There are many reasons for the excessive IO pressure on the node where the observer is located. Apart from the increase in traffic, it is usually the result of overlapping factors such as migration replication and merging. The approach to handling this is usually to degrade some high IO load tasks. This article provides a detailed analysis of various situations.
Emergency handling procedure
When a node experiences high disk I/O, you can typically resolve the issue by downgrading some high I/O tasks. The following methods are available.
Pause an ongoing major compaction.
If a node experiencing high disk I/O is undergoing a major compaction, you can pause the compaction to reduce the I/O pressure. The syntax is as follows:
ALTER SYSTEM SUSPEND MERGE [ZONE [=] 'zone'];After the I/O pressure is reduced, you can resume the major compaction if needed. The syntax is as follows:
ALTER SYSTEM RESUME MERGE [ZONE [=] 'zone'];Pause an ongoing backup task.
You can view whether a node is performing a backup task in the OCP console. If a backup task is identified, you can pause it to reduce the I/O pressure.
Pause an ongoing data transmission or import/export task.

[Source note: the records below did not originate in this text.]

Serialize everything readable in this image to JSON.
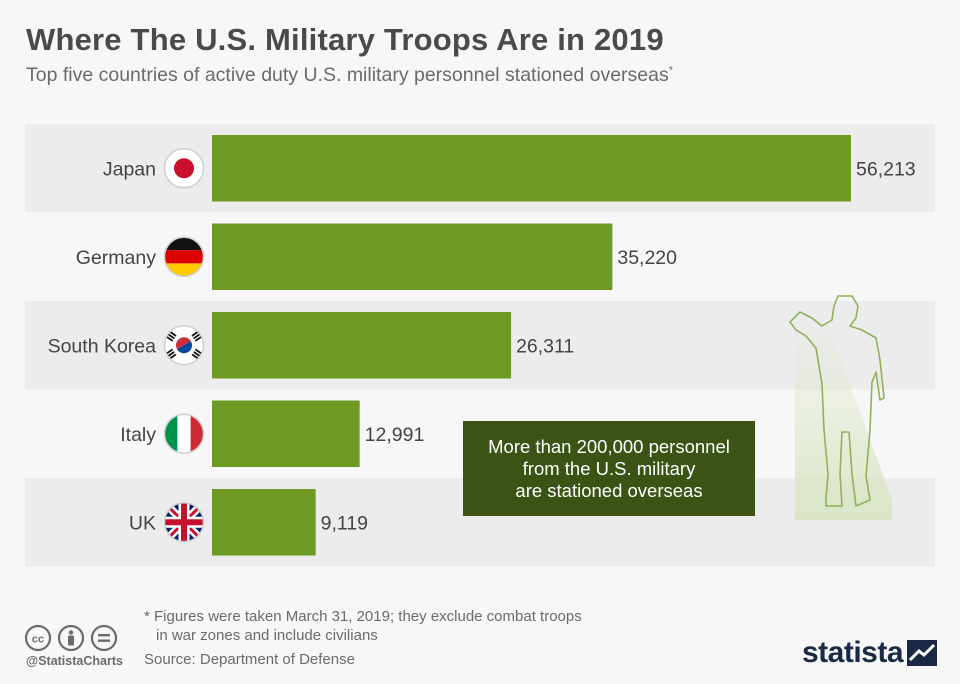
{
  "header": {
    "title": "Where The U.S. Military Troops Are in 2019",
    "subtitle": "Top five countries of active duty U.S. military personnel stationed overseas",
    "subtitle_mark": "*"
  },
  "chart_data": {
    "type": "bar",
    "orientation": "horizontal",
    "title": "Where The U.S. Military Troops Are in 2019",
    "subtitle": "Top five countries of active duty U.S. military personnel stationed overseas",
    "categories": [
      "Japan",
      "Germany",
      "South Korea",
      "Italy",
      "UK"
    ],
    "values": [
      56213,
      35220,
      26311,
      12991,
      9119
    ],
    "value_labels": [
      "56,213",
      "35,220",
      "26,311",
      "12,991",
      "9,119"
    ],
    "bar_color": "#6e9a23",
    "row_band_color": "#ececec",
    "xlim": [
      0,
      56213
    ],
    "grid": false,
    "legend": "none"
  },
  "callout": {
    "lines": [
      "More than 200,000 personnel",
      "from the U.S. military",
      "are stationed overseas"
    ],
    "background": "#3b5416"
  },
  "footer": {
    "footnote_line1": "* Figures were taken March 31, 2019; they exclude combat troops",
    "footnote_line2": "in war zones and include civilians",
    "source": "Source: Department of Defense",
    "handle": "@StatistaCharts",
    "brand": "statista",
    "icons": [
      "cc-icon",
      "by-icon",
      "nd-icon"
    ]
  }
}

You can use the TOPSQL or session management feature in the OCP console to identify a SQL query that is writing data in batches. If you cannot quickly determine which system the batch processing task belongs to, you can also use the OMS console to check whether the node is performing a data transmission task. If yes, you can pause the task if needed to reduce the I/O pressure.
For more information, see Manage migration tasks.

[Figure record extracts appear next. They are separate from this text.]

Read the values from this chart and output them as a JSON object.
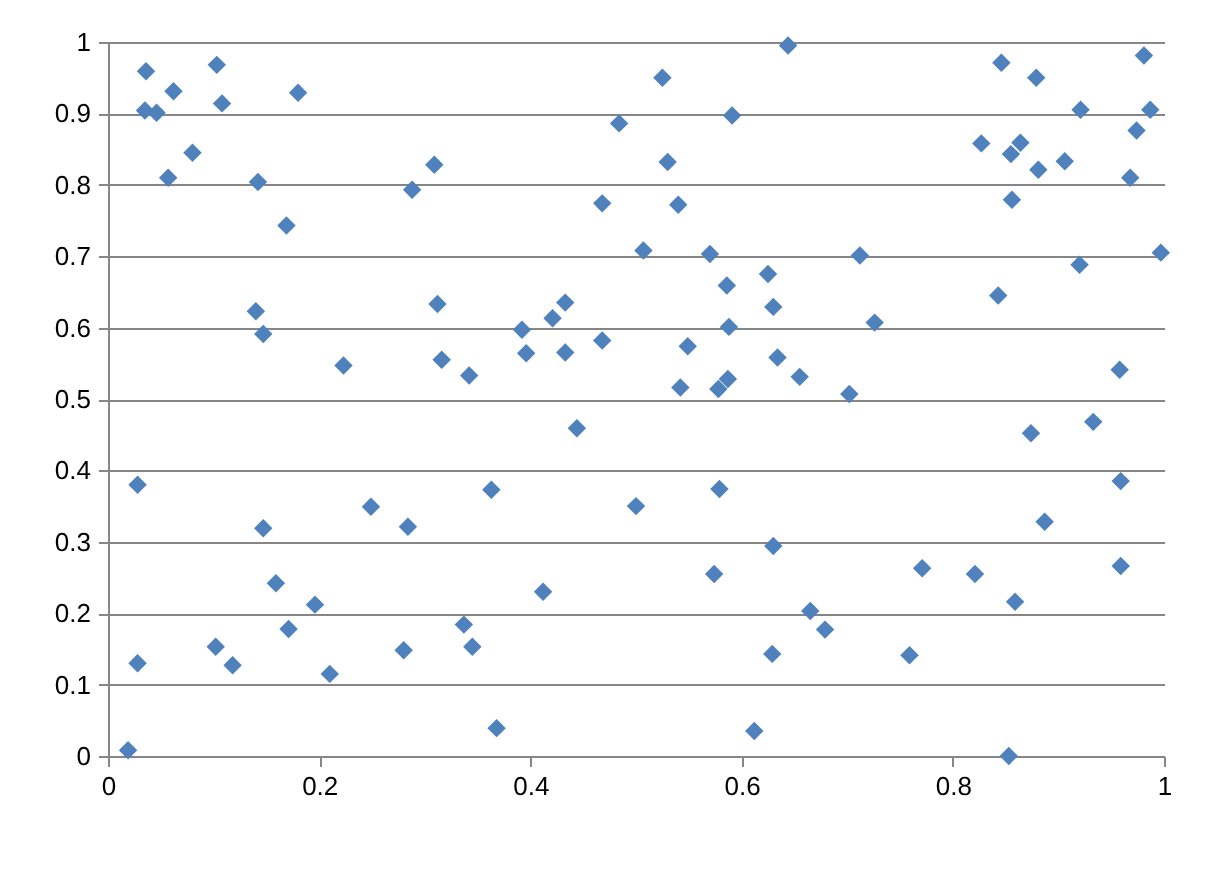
{
  "chart_data": {
    "type": "scatter",
    "marker": "diamond",
    "grid": "y",
    "xlim": [
      0,
      1
    ],
    "xticks": [
      0,
      0.2,
      0.4,
      0.6,
      0.8,
      1
    ],
    "ylim": [
      0,
      1
    ],
    "yticks": [
      0,
      0.1,
      0.2,
      0.3,
      0.4,
      0.5,
      0.6,
      0.7,
      0.8,
      0.9,
      1
    ],
    "series": [
      {
        "color": "#4f81bd",
        "x": [
          0.019,
          0.028,
          0.028,
          0.102,
          0.118,
          0.147,
          0.159,
          0.171,
          0.196,
          0.21,
          0.249,
          0.284,
          0.28,
          0.337,
          0.345,
          0.363,
          0.368,
          0.412,
          0.444,
          0.342,
          0.5,
          0.036,
          0.103,
          0.062,
          0.035,
          0.046,
          0.108,
          0.18,
          0.08,
          0.057,
          0.142,
          0.169,
          0.288,
          0.309,
          0.14,
          0.147,
          0.312,
          0.316,
          0.223,
          0.392,
          0.396,
          0.421,
          0.433,
          0.433,
          0.468,
          0.468,
          0.484,
          0.507,
          0.644,
          0.525,
          0.591,
          0.53,
          0.54,
          0.57,
          0.712,
          0.586,
          0.625,
          0.63,
          0.588,
          0.726,
          0.549,
          0.634,
          0.655,
          0.542,
          0.578,
          0.587,
          0.702,
          0.846,
          0.879,
          0.981,
          0.827,
          0.864,
          0.855,
          0.881,
          0.906,
          0.921,
          0.987,
          0.974,
          0.968,
          0.856,
          0.92,
          0.997,
          0.843,
          0.958,
          0.579,
          0.63,
          0.574,
          0.665,
          0.679,
          0.629,
          0.612,
          0.771,
          0.821,
          0.859,
          0.759,
          0.853,
          0.874,
          0.933,
          0.887,
          0.959,
          0.959
        ],
        "values": [
          0.008,
          0.38,
          0.13,
          0.153,
          0.127,
          0.319,
          0.242,
          0.178,
          0.212,
          0.115,
          0.349,
          0.321,
          0.148,
          0.184,
          0.153,
          0.373,
          0.039,
          0.23,
          0.459,
          0.533,
          0.35,
          0.959,
          0.968,
          0.931,
          0.904,
          0.901,
          0.914,
          0.929,
          0.845,
          0.81,
          0.804,
          0.743,
          0.793,
          0.828,
          0.623,
          0.591,
          0.633,
          0.555,
          0.547,
          0.597,
          0.564,
          0.613,
          0.635,
          0.565,
          0.582,
          0.774,
          0.886,
          0.708,
          0.995,
          0.95,
          0.897,
          0.832,
          0.772,
          0.703,
          0.701,
          0.659,
          0.675,
          0.629,
          0.601,
          0.607,
          0.574,
          0.558,
          0.531,
          0.516,
          0.514,
          0.528,
          0.507,
          0.971,
          0.95,
          0.981,
          0.858,
          0.859,
          0.843,
          0.821,
          0.833,
          0.905,
          0.905,
          0.876,
          0.81,
          0.779,
          0.688,
          0.705,
          0.645,
          0.541,
          0.374,
          0.294,
          0.255,
          0.203,
          0.177,
          0.143,
          0.035,
          0.263,
          0.255,
          0.216,
          0.141,
          0,
          0.452,
          0.468,
          0.328,
          0.385,
          0.266
        ]
      }
    ]
  }
}
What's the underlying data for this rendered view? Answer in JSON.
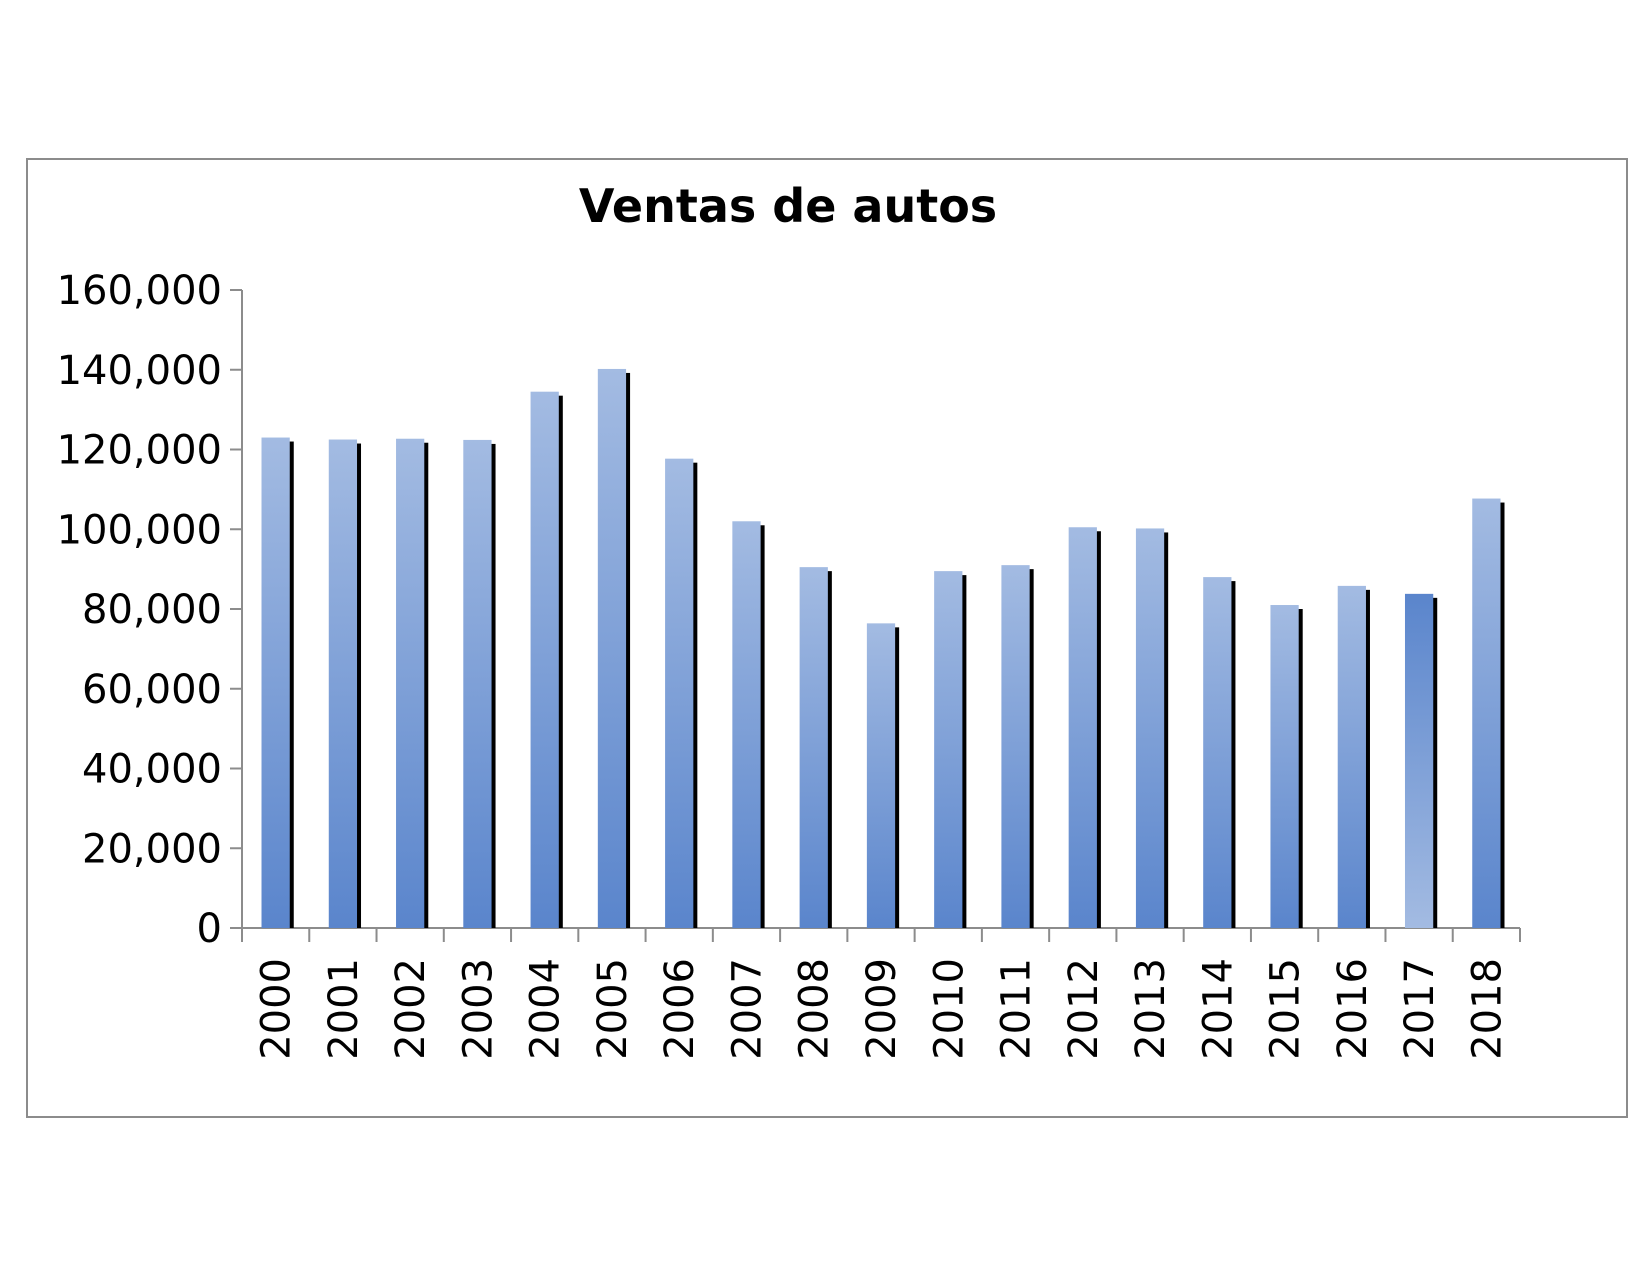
{
  "chart_data": {
    "type": "bar",
    "title": "Ventas de autos",
    "xlabel": "",
    "ylabel": "",
    "categories": [
      "2000",
      "2001",
      "2002",
      "2003",
      "2004",
      "2005",
      "2006",
      "2007",
      "2008",
      "2009",
      "2010",
      "2011",
      "2012",
      "2013",
      "2014",
      "2015",
      "2016",
      "2017",
      "2018"
    ],
    "values": [
      123000,
      122500,
      122700,
      122400,
      134500,
      140200,
      117700,
      102000,
      90500,
      76400,
      89500,
      91000,
      100500,
      100200,
      88000,
      81000,
      85800,
      83800,
      107700
    ],
    "ylim": [
      0,
      160000
    ],
    "yticks": [
      0,
      20000,
      40000,
      60000,
      80000,
      100000,
      120000,
      140000,
      160000
    ],
    "ytick_labels": [
      "0",
      "20,000",
      "40,000",
      "60,000",
      "80,000",
      "100,000",
      "120,000",
      "140,000",
      "160,000"
    ],
    "grid": false,
    "legend": "none",
    "colors": {
      "bar_top": "#a3bbe2",
      "bar_bottom": "#5a85cc",
      "bar_shadow": "#000000",
      "axis": "#8c8c8c",
      "frame": "#8c8c8c"
    }
  }
}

Alternatively, you can use the ODC console to check whether the node is performing a data export. On the Task Center pane of the Import tab, you can view the list of tasks. After connecting to the target database, click the Task tab in the navigation pane to open the Task Center pane. On this pane, click the Import tab to view the task list. On the import tab, you can perform a Abort operation as needed. Additionally, you can manually stop scheduled tasks in other third-party big data platforms or the DataX component as needed.
Reduce the number of threads in minor compaction.
If the parallelism of a minor compaction is high, the I/O of the disks will also increase. The
compaction_high_thread_scoreparameter specifies the maximum number of threads for a minor compaction. You can reduce the parameter value to lower the disk I/O. The default value is0, which indicates adaptive. For a 64-core server, the value is generally 10. You can reduce the value as needed. The modification to this parameter takes effect immediately without the need to restart the database. The syntax is as follows:ALTER SYSTEM SET compaction_high_thread_score= 5;After modifying the parameter, you can execute the
SHOW PARAMETERSstatement to check whether the modification is successful.SHOW PARAMETERS LIKE 'compaction_high_thread_score';Reduce the degree of concurrency for data migration and replication.
If an OB cluster is experiencing high disk I/O and a data migration or replica balancing task is in progress, you can reduce the degree of concurrency for these tasks to limit the I/O.
ALTER SYSTEM SET migrate_concurrency=5; --default value is 10 ALTER SYSTEM SET server_data_copy_in_concurrency=2; --default value is 2. If the value is higher, you can set it to 2. ALTER SYSTEM SET server_data_copy_out_concurrency=2; --default value is 2. If the value is higher, you can set it to 2.Reduce the network bandwidth for background tasks.
You can execute the following command to reduce the network bandwidth for background tasks:
ALTER SYSTEM SET sys_bkgd_net_percentage=30; --default value is 60Throttle or create indexes for high-load SQL statements.
When the disk I/O is high, you can identify an SQL statement and add a hint max_concurrent to the execution plan of the SQL statement to limit the concurrency of the SQL statement, thereby throttling the I/O.
If the high I/O is caused by full table scans due to missing indexes, you can create indexes on the related tables as needed.
Cancel an ongoing index creation task.
If a major index creation task is in progress in the cluster, you can cancel it and recreate it after the cluster recovers.